Phase 2 — Dual-write, new DB authoritative: Write to both. Read from new DB. New is authoritative. Old DB still receives writes as a fallback/backup. Duration: run for 1 week. Monitor closely. Rollback = flip reads back to old DB.
Phase 3 — Single-write, new DB only: Stop writing to old DB. Old DB is frozen as a backup. Reads from new DB. Duration: keep old DB alive for 2 weeks (rollback window). Then decommission.
Consistency check during dual-write: Run a background job that reads matching records from both DBs and compares. Log any divergence. Fix the sync bug before advancing to the next phase. Never advance phases if divergence rate > 0.01%.
Pattern Selection Guide
| Problem | Pattern | Key condition to apply it | Risk if misapplied |
|---|---|---|---|
| Monolith → microservice migration | Strangler Fig | New service is independently deployable with its own DB | Missing anti-corruption layer causes both systems to share a confused domain model |
| God class (one class does everything) | Extract Class | Can identify a cohesive subset of responsibilities | Extracting without tests first causes silent regressions |
| Long parameter list (>4 params) | Introduce Parameter Object | Parameters logically belong together as a concept | Creating a parameter object that's just a bag of fields (same problem, different container) |
| Need to swap implementations without breaking callers | Extract Interface + Branch by Abstraction | Callers are injected the dependency (not instantiated inline) | Interface extracted too late — callers already have concrete type dependencies throughout the codebase |
| Integrating with legacy system with bad domain model | Anti-Corruption Layer | New system has a clean domain model worth protecting | ACL becomes too thick — re-implements business logic instead of just translating |
| Need to ship features while refactoring in progress | Branch by Abstraction + Feature Flags | New implementation passes all existing tests | Feature flag debt — forgotten flags left permanently on create dead code |
Refactoring Anti-Patterns to Avoid
1. Refactoring without tests. The #1 rule: if there are no tests covering the code you're refactoring, write characterization tests first. Run the code with various inputs, record the outputs.

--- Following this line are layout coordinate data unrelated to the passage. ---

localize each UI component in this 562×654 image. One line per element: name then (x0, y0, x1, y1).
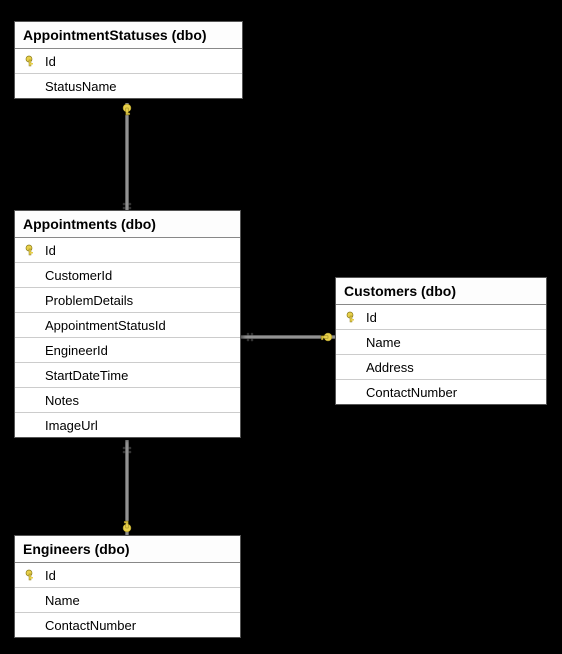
primary-key-icon (342, 311, 362, 323)
table-column-row[interactable]: ContactNumber (336, 380, 546, 404)
column-name: ProblemDetails (41, 293, 133, 308)
table-column-row[interactable]: StartDateTime (15, 363, 240, 388)
primary-key-icon (21, 569, 41, 581)
table-title: Appointments (dbo) (15, 211, 240, 238)
column-name: CustomerId (41, 268, 112, 283)
primary-key-icon (21, 55, 41, 67)
table-title: AppointmentStatuses (dbo) (15, 22, 242, 49)
table-column-row[interactable]: Name (15, 588, 240, 613)
table-column-row[interactable]: AppointmentStatusId (15, 313, 240, 338)
table-customers[interactable]: Customers (dbo) Id Name Address ContactN… (335, 277, 547, 405)
table-title: Engineers (dbo) (15, 536, 240, 563)
column-name: AppointmentStatusId (41, 318, 166, 333)
column-name: Address (362, 360, 414, 375)
column-name: EngineerId (41, 343, 108, 358)
table-title: Customers (dbo) (336, 278, 546, 305)
table-appointments[interactable]: Appointments (dbo) Id CustomerId Problem… (14, 210, 241, 438)
table-column-row[interactable]: ProblemDetails (15, 288, 240, 313)
column-name: Notes (41, 393, 79, 408)
table-column-row[interactable]: Address (336, 355, 546, 380)
column-name: StartDateTime (41, 368, 128, 383)
column-name: Id (41, 54, 56, 69)
column-name: Name (41, 593, 80, 608)
table-column-row[interactable]: CustomerId (15, 263, 240, 288)
column-name: Id (41, 568, 56, 583)
table-column-row[interactable]: StatusName (15, 74, 242, 98)
column-name: ImageUrl (41, 418, 98, 433)
table-column-row[interactable]: Id (336, 305, 546, 330)
column-name: ContactNumber (41, 618, 136, 633)
column-name: Id (362, 310, 377, 325)
column-name: Id (41, 243, 56, 258)
primary-key-icon (21, 244, 41, 256)
table-column-row[interactable]: Id (15, 49, 242, 74)
table-column-row[interactable]: ImageUrl (15, 413, 240, 437)
table-appointment-statuses[interactable]: AppointmentStatuses (dbo) Id StatusName (14, 21, 243, 99)
table-engineers[interactable]: Engineers (dbo) Id Name ContactNumber (14, 535, 241, 638)
table-column-row[interactable]: Id (15, 238, 240, 263)
column-name: Name (362, 335, 401, 350)
table-column-row[interactable]: EngineerId (15, 338, 240, 363)
table-column-row[interactable]: Id (15, 563, 240, 588)
table-column-row[interactable]: Notes (15, 388, 240, 413)
column-name: StatusName (41, 79, 117, 94)
table-column-row[interactable]: ContactNumber (15, 613, 240, 637)
column-name: ContactNumber (362, 385, 457, 400)
table-column-row[interactable]: Name (336, 330, 546, 355)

These become your regression suite — any refactoring that changes the output is caught immediately.
2. Big-bang refactor on a long-lived branch. A 6-week refactor branch that diverges from main creates a merge nightmare and kills team velocity. Fix: use branch-by-abstraction — the refactor lives on main, hidden behind an interface. Merge daily.
3. Semantic changes during refactoring. Refactoring means changing structure, not behavior. If you change variable names AND fix a bug in the same commit, you can't distinguish which change caused a regression. Rule: one refactoring step per commit, no behavior changes.
4. Extracting a service before the domain model is stable. If you extract a Payments microservice while the payment flow is still changing every week, you'll spend more time updating the API contract than building features. Extract when the domain is understood, not when it's still being discovered.
5. Leaving dual-write running forever. Dual-write adds write latency and consistency bugs. It's a migration tool, not an architecture. Set a hard deadline (4 weeks) and force the cutover.
Interview Delivery Summary
When asked to refactor a legacy system, start with: "First, I'd ensure test coverage of the existing behavior — you can't safely refactor code you can't verify." This signals production engineering maturity immediately.
Then describe the strangler fig for large-scale migration, branch-by-abstraction for keeping the team shipping during the refactor, and dual-write for safe data migration. Always mention rollback: "At every phase, rollback is a routing change or a feature flag flip — never a re-deploy."
The staff signal: bring up the anti-corruption layer to protect the new domain model from the legacy model's shape. This is the part most candidates miss.